En la facultad, durante los ochenta, los alumnos aprovechábamos los cambios de hora para votar los asuntillos del día a día. Si las cuestiones eran de mayor envergadura, se suspendían momentáneamente las clases para celebrar una asamblea. Y si el problema que afrontábamos alcanzaba una dimensión excepcional y todos éramos conscientes de estar ante un momento histórico -la aprobación de la LRU, la entrada en la OTAN, la llegada de Gorbachov y la perestroika- alguien se levantaba, decía “constituyámonos en asamblea permanente” y los demás aplaudíamos nerviosos y celebrábamos la propuesta. Las clases quedaban suspendidas indefinidamente, se formaban comisiones de trabajo, se debatía día y noche en aquel salón de actos qué medidas llevar a cabo para responder con conciencia trascendente al papel que la Historia había reservado en ese momento al movimiento estudiantil.

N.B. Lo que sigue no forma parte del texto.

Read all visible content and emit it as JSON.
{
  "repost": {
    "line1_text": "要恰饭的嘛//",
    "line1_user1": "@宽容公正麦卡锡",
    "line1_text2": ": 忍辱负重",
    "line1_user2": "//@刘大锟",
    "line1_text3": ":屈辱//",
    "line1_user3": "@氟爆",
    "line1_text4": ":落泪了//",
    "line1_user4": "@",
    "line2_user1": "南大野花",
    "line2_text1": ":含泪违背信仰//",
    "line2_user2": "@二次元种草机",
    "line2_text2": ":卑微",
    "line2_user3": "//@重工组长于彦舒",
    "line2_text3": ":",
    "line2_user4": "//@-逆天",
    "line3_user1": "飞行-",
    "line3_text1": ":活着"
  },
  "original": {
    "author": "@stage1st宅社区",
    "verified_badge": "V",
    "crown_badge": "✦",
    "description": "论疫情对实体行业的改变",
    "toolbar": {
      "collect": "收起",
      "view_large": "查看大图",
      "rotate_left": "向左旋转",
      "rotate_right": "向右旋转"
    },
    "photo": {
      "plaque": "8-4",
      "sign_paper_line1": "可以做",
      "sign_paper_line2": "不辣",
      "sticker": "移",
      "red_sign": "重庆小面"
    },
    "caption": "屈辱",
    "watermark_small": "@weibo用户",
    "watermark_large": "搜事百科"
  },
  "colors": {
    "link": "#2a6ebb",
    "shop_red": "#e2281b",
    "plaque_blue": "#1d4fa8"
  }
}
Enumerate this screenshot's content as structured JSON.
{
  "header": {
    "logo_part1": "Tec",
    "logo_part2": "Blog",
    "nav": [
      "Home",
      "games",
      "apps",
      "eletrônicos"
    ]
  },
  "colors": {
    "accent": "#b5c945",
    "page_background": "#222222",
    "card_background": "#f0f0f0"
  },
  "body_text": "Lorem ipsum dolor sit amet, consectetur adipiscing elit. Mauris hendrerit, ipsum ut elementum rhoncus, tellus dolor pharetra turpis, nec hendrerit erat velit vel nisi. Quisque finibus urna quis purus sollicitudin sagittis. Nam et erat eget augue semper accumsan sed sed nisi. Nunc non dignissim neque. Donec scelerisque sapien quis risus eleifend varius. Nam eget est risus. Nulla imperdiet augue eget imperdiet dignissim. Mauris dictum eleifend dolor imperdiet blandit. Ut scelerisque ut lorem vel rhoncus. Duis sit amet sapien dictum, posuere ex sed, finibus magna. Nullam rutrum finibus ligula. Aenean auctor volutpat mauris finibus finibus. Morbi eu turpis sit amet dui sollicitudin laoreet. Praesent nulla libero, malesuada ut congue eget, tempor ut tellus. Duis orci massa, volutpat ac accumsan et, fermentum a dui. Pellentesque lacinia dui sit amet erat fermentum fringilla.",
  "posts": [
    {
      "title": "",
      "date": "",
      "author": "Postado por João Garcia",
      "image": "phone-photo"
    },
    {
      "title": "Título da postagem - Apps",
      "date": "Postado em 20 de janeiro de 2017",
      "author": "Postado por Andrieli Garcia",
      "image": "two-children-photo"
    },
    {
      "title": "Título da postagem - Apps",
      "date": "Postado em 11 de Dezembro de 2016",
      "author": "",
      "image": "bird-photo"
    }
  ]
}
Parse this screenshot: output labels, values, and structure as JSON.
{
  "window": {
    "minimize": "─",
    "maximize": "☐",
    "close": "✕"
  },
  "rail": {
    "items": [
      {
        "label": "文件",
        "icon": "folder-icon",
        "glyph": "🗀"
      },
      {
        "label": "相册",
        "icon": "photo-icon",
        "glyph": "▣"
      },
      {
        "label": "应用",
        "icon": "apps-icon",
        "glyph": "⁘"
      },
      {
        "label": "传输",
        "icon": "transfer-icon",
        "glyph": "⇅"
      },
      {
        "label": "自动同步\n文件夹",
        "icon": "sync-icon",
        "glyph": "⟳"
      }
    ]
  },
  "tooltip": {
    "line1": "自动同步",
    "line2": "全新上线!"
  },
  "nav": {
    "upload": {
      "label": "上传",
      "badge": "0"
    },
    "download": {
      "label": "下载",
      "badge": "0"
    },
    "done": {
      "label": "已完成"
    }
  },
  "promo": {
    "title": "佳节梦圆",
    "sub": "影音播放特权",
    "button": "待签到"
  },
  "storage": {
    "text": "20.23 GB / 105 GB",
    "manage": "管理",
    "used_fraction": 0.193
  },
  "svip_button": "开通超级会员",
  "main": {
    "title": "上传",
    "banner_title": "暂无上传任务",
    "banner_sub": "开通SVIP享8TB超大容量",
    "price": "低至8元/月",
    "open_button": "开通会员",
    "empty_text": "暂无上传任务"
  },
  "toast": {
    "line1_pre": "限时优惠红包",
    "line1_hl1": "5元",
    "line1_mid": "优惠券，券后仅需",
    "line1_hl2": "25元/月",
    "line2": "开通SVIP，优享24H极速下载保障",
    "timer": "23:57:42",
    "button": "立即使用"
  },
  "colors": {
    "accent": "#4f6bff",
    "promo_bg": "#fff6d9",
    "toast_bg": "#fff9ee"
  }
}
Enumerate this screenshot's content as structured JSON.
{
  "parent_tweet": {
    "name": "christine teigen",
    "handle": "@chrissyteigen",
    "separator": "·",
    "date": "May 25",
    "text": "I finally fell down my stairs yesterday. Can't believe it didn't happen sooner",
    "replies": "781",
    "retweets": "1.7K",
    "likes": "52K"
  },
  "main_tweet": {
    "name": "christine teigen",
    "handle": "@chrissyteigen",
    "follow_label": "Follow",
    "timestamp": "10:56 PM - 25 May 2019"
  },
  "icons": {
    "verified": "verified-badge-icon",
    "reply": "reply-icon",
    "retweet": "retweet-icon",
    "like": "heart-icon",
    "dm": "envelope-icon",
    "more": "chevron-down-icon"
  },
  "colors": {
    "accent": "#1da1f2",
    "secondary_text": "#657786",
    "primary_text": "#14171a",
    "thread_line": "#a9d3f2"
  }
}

LaSexta cubre el debate sobre la realidad política de este país. Incluso -como anteayer, tras la dimisión de media Ejecutiva del PSOE- realiza especiales de “Al rojo vivo” para aclarar los bombazos informativos. Pero la crisis de la política española ha alcanzado tal nivel de colapso histórico que hace falta que alguien en laSexta se levante, suspenda indefinidamente su programación y proclame la constitución de un “Al rojo vivo” permanente, presentado por Ferreras -o, mejor, Cristina Pardo- veinticuatro horas al día. Mesa de debate permanente. Pantalla permanentemente dividida en cuatro con los corresponsales permanentes en los focos de las noticias permanentes. Periodistas de izquierda permanente discutiendo con un Marhuenda permanente. “¿Cuándo vais a volver a clase?”, nos preguntaban los profesores en los ochenta y nosotros nos encogíamos de hombros, ofendidos porque alguien pudiera preocuparse por algo tan banal en el momento decisivo de la revolución sandinista. Pues lo mismo contestamos a los fans de Cristina Pedroche: “Zapeando” volverá cuando tengamos presidente del gobierno, el PSOE haya cerrado su crisis de liderazgo y Carles Puigdemont cambie de peinado. Hasta entonces sólo se emite the neverending “Al rojo vivo”.